Mais do que escrever, gosto de olhar e pensar. Também dizem alguns que, em certas ocasiões, nunca mais me calo.
Por mera coincidência, e também por boa disposição, lembro aqui a pergunta do Rei de Espanha ao desbocado Presidente da Venezuela: “Por qué no te callas”? Mas também lembro um político da nossa praça, repetido por um meu amigo e colega: “A mim ninguém me cala”!
Falar e calar-se, ou melhor, calar-se e falar. As duas coisas são necessárias. Mas, antes de falar, é sábio calar-se. Primeiro ouvir, e depois falar. Primeiro o silêncio, depois a palavra. Aliás, é esta ciência que se cultiva na oração: «Olha que Eu estou à porta e bato: se alguém ouvir a minha voz e abrir a porta, Eu entrarei na sua casa e cearei com ele e ele comigo» (Ap 3, 20).
Por acaso, e por graça de Deus, ainda convivi e fui instruído por pessoas que não sabiam ler nem escrever. Porém, sabiam escutar e falar. Não tinham escrita, mas tinham palavra honrada. Algumas zaragatas surgidas, ou ajuste de contas, tinham, na maior parte das vezes, a origem na “falta de palavra”. Sim, porque a palavra dada valia mais do que uma escritura!
Claro! Isso era antigamente. E porque não agora? Talvez seja mais difícil, porque nos habituamos à “honra” da mentira, à gargalhada das promessas eleitorais, a rasgar cartas, documentos e conclusões de reuniões e congressos sem as ler... Mas, acaso a palavra tem alguma culpa? Não. Culpa tem quem a desonrou; quem a usa para se ocultar, e não para se revelar; quem tem letra a mais e palavra a menos.

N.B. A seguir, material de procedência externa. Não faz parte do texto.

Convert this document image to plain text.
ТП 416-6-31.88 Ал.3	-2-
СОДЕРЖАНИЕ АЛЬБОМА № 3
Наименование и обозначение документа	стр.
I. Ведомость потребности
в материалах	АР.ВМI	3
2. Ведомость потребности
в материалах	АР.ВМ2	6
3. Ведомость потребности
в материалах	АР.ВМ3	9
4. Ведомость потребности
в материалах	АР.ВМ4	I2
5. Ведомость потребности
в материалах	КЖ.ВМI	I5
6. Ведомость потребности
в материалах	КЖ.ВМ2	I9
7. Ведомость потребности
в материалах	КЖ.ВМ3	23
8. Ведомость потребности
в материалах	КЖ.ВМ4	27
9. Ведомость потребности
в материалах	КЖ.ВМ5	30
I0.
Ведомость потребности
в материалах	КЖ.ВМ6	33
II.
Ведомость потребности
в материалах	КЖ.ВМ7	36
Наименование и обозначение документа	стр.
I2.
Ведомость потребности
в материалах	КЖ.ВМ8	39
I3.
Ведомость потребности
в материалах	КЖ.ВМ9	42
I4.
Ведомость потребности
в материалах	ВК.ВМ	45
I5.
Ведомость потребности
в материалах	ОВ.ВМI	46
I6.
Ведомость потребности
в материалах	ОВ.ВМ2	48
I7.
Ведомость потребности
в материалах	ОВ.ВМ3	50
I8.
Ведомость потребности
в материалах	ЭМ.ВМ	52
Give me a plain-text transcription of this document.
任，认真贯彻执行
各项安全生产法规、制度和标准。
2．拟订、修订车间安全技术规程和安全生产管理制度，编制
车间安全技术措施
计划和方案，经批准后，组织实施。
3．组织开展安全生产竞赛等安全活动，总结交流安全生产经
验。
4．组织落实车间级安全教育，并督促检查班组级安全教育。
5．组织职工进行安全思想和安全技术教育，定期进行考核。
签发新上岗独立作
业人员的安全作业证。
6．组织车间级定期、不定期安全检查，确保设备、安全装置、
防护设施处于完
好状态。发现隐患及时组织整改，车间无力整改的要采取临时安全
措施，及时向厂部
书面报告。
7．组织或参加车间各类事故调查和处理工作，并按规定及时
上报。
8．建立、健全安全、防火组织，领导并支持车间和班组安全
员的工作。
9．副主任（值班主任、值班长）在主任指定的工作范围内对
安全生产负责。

Em Dezembro passado, à beira da estrada, a poucos metros de uma das margens do rio Mondego, lá para as bandas de Carregal do Sal, deparou-se-me a imagem que a capa deste Mensageiro reproduz. Achei-a eloquente. Então fiquei a olhar para ela e a pensar. A pensar que os cristãos também desonramos a Palavra de Deus. A Bíblia é mais manipulada e estudada do que rezada e escutada. Quantas vezes utilizamos o texto sagrado para condenar, ajuizar..., isto é, para fazer o contrário do que lá está escrito. Também temos culpa na desvalorização da Palavra, que é Cristo, porque, por vezes, «pregamos à frei Tomás».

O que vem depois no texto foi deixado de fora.